Toward Proactive, Intelligence-Led Security
It is essential to take threat intelligence like this Flashpoint report under consideration and use it to inform security strategies and decisions moving forward. The conclusions drawn from H1 2025 threat trends paint a picture of an interconnected threat matrix rather than isolated cyber incidents. Organizations and security experts must understand the threat landscape and use insight and context from threat intelligence to protect against today’s new and evolving cyber risks.
To this end, it is necessary to make the shift from relying solely on public threat sources to taking advantage of real-time, enriched threat intelligence. Organizations are urged to anticipate digital convergence, bridge gaps in threat intelligence, and embrace holistic defense mechanisms. “In today’s threat environment, where kinetic conflict, digital sabotage, economic warfare, and terrorism can be intertwined, understanding the full spectrum of risk is critical,” says Andrew Borene, Flashpoint Executive Director, International Markets and Global Security. “By recognizing these converging threats and clearly communicating their implications to Boards and C-Suite leaders, security professionals can help their organizations address today’s crises while building the strategic resilience for what comes next.”
Conclusion
The recent Flashpoint Global Threat Intelligence Index report outlines many significant trends observed and analyzed in the first half of this year, offering highly important insight into the threat landscape.
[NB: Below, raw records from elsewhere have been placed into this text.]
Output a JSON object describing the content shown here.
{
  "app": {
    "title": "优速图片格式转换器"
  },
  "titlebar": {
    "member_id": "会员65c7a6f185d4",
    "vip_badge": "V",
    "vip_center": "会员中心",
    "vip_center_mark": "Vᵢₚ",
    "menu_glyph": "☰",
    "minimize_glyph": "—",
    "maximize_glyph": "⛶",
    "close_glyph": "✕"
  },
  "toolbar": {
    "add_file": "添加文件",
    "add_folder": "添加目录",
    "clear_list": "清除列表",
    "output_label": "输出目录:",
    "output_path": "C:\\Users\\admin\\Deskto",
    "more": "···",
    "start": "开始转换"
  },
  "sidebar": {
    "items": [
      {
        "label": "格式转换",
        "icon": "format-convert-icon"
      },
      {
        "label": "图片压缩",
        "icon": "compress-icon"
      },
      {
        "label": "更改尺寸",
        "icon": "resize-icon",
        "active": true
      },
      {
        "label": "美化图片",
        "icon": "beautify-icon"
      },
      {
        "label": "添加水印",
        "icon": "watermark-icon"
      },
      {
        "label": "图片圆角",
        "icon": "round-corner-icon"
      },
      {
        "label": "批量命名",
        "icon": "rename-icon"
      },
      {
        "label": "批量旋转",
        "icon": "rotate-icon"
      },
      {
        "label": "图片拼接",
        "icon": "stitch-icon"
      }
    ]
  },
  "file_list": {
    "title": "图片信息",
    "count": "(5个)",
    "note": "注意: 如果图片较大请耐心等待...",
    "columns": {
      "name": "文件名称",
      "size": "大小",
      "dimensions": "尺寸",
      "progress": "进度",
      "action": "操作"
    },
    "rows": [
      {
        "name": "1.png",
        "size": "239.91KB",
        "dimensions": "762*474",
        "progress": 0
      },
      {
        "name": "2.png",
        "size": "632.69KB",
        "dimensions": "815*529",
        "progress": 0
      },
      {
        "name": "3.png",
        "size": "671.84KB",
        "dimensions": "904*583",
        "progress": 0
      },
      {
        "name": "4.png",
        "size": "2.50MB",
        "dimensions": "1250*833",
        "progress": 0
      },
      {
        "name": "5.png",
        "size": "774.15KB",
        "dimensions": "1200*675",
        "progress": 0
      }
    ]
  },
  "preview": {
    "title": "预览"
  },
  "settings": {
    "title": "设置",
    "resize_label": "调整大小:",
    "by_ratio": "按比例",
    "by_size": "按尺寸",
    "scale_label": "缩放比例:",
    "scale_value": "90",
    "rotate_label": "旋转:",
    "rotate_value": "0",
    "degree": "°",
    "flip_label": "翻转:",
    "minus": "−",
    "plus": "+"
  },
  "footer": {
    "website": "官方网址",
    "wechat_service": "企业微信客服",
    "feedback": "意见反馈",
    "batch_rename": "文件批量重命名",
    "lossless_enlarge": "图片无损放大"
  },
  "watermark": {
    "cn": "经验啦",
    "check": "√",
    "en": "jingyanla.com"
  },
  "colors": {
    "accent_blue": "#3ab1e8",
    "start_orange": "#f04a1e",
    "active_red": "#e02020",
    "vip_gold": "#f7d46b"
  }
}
Evolving and growing threats in 2025 require a paradigm shift in how organizations view cyber defense in order to protect their systems, devices, and data. Depending on public catalogs and blocking attacks through single vectors is not effective in combating modern threats. Only intelligence-driven, proactive security postures can defend against the multi-dimensional threats of today’s hybrid war era.